L’être humain a une façon d’être dans le temps qui se traduit par trois facultés: la mémoire, l’attention et l’anticipation ou l’attente. Ces trois capacités sont dans l’esprit de l’être humain et c’est à partir d’elle que l’on peut parler de passé, de présent et de futur. En toute rigueur, il n’y a ni passé, ni présent, ni futur. Tout ce qu’il y a objectivement dans le monde c’est un mouvement sous la dynamique duquel tout devient toujours sans être jamais. Cela veut dire qu’indépendamment de toute façon de parler humaine, il faudrait seulement nous interroger sur ce que nous sommes en train de devenir, parce que sous cet angle, ce qu’ IL Y A, c’est ça et juste ça.

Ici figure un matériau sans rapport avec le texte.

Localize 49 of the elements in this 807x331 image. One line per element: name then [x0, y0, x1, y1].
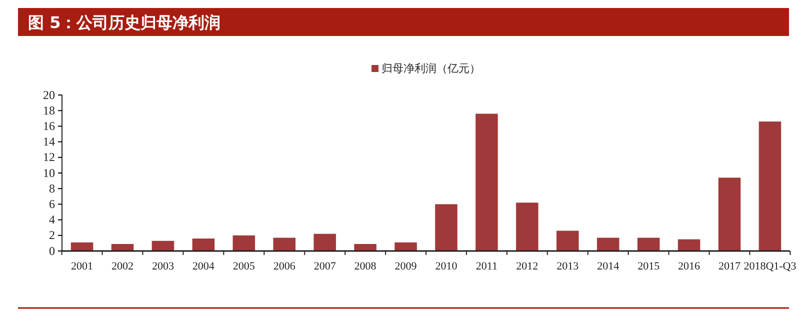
x-tick-label: 2002: [112, 260, 134, 272]
y-tick-label: 10: [43, 166, 55, 180]
x-tick-label: 2014: [597, 260, 620, 272]
x-tick-label: 2017: [718, 260, 741, 272]
y-tick-label: 16: [43, 119, 55, 134]
x-tick-label: 2012: [516, 260, 538, 272]
y-tick-label: 6: [49, 197, 55, 212]
bar: [556, 230, 579, 251]
x-tick-label: 2003: [152, 260, 174, 272]
bar: [111, 244, 134, 251]
y-tick-label: 2: [49, 228, 55, 242]
y-tick-label: 18: [43, 103, 55, 118]
x-tick-label: 2005: [232, 260, 256, 272]
x-tick-label: 2011: [476, 260, 498, 272]
x-tick-label: 2006: [273, 260, 296, 272]
bar: [516, 202, 538, 251]
bar: [435, 204, 458, 251]
x-tick-label: 2009: [394, 260, 418, 272]
y-tick-label: 4: [49, 212, 55, 227]
bar: [152, 240, 174, 251]
x-tick-label: 2007: [314, 260, 336, 272]
bar: [596, 238, 620, 251]
bar: [476, 114, 498, 251]
y-tick-label: 12: [43, 150, 55, 164]
y-tick-label: 8: [49, 181, 55, 196]
bar: [232, 235, 256, 251]
chart-title: 图 5：公司历史归母净利润: [28, 13, 221, 32]
y-tick-label: 20: [43, 88, 55, 102]
bar: [314, 234, 336, 251]
bar: [70, 242, 94, 251]
y-tick-label: 14: [43, 134, 55, 149]
bar: [273, 238, 296, 251]
x-tick-label: 2008: [354, 260, 377, 272]
legend-label: 归母净利润（亿元）: [382, 62, 480, 75]
x-tick-label: 2013: [556, 260, 580, 272]
bar: [192, 238, 215, 251]
bar: [758, 122, 782, 251]
x-tick-label: 2010: [435, 260, 458, 272]
x-tick-label: 2001: [71, 260, 94, 272]
y-tick-label: 0: [49, 244, 55, 258]
bar: [637, 238, 660, 251]
x-tick-label: 2004: [192, 260, 215, 272]
bar: [718, 178, 741, 251]
bar: [678, 239, 700, 251]
bar: [394, 242, 417, 251]
x-tick-label: 2018Q1-Q3: [744, 260, 797, 272]
bar: [354, 244, 376, 251]
x-tick-label: 2015: [638, 260, 660, 272]
x-tick-label: 2016: [678, 260, 701, 272]
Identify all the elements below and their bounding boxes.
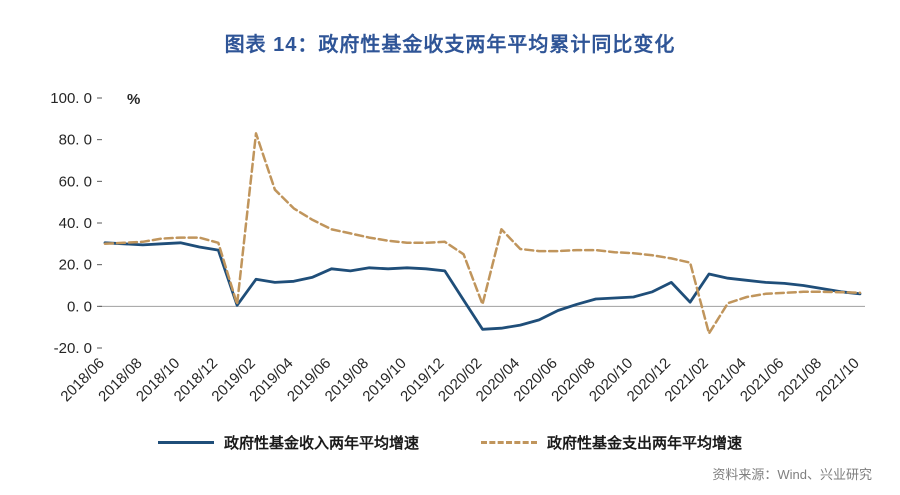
- y-axis-label: 100. 0: [50, 90, 92, 107]
- legend-label-revenue: 政府性基金收入两年平均增速: [223, 435, 419, 452]
- source-note: 资料来源：Wind、兴业研究: [712, 467, 872, 482]
- y-axis-label: 60. 0: [59, 173, 92, 190]
- legend-item-revenue: 政府性基金收入两年平均增速: [157, 432, 419, 453]
- y-axis-label: -20. 0: [54, 340, 92, 357]
- legend-label-expenditure: 政府性基金支出两年平均增速: [547, 435, 743, 452]
- y-axis-unit-label: %: [127, 91, 140, 108]
- y-axis-label: 20. 0: [59, 257, 92, 274]
- expenditure-line: [103, 132, 862, 335]
- chart-plot-area: 100. 080. 060. 040. 020. 00. 0-20. 0%201…: [50, 90, 865, 405]
- revenue-line: [103, 241, 862, 331]
- legend-item-expenditure: 政府性基金支出两年平均增速: [481, 432, 742, 453]
- chart-legend: 政府性基金收入两年平均增速 政府性基金支出两年平均增速: [0, 432, 900, 453]
- revenue-line-sample: [157, 441, 214, 444]
- chart-title: 图表 14：政府性基金收支两年平均累计同比变化: [224, 34, 676, 56]
- expenditure-line-sample: [481, 441, 537, 444]
- y-axis-label: 40. 0: [59, 215, 92, 232]
- y-axis-label: 80. 0: [59, 132, 92, 149]
- y-axis-label: 0. 0: [67, 298, 92, 315]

C’est bien ce que suggère saint Augustin à la fin de son texte. Il ne parle pas de la question de l’identification mais, rien ne nous empêche, nous, de la poser à partir de ce qu’il établit. Je ne peux pas vraiment être ce que le passé « pur » a fait de moi parce que ce passé « pur » n’existe pas ou plutôt il n’existe plus. Il a disparu. Si je conserve la trace de mon passé, c’est grâce à ma conscience, à ma mémoire, à ma sensibilité. Il est possible que je conserve un souvenir traumatique de tel ou tel épisode de mon passé. Quelque chose se fait jour ici, c’est qu’en fait il est possible que ce soit ça: la formation de soi, à savoir une façon propre aux hommes de se constituer quelque chose comme un être ou une identité à partir d’évènements qui ne sont plus mais autour desquels, un peu comme l’huître qui secrète de la nacre autour d’un grain de sable qui s’est immiscé dans la coquille, nous cristallisons de l’identité, le désir d’être quelqu’un ou quelque chose. Serions nous autre chose que cette sorte d’écho conscientisé (ou pas) qui se sédimente, se concrétise autour d’un évènement disparu? Un moi, est-ce que c’est autre chose que de la pensée qui se secrète autour d’une situation qui n’existe plus? (Notons ici que si la réponse à cette question est OUI, je ne suis pas ce que le passé a fait de moi, je suis ce que c’est que de se définir soi autour de tel ou tel évènement passé, je suis ce que c’est que de ne pas pouvoir se décoller d’un passé qui pourtant a disparu. Je suis l’impossibilité de faire son deuil d’un passé mort)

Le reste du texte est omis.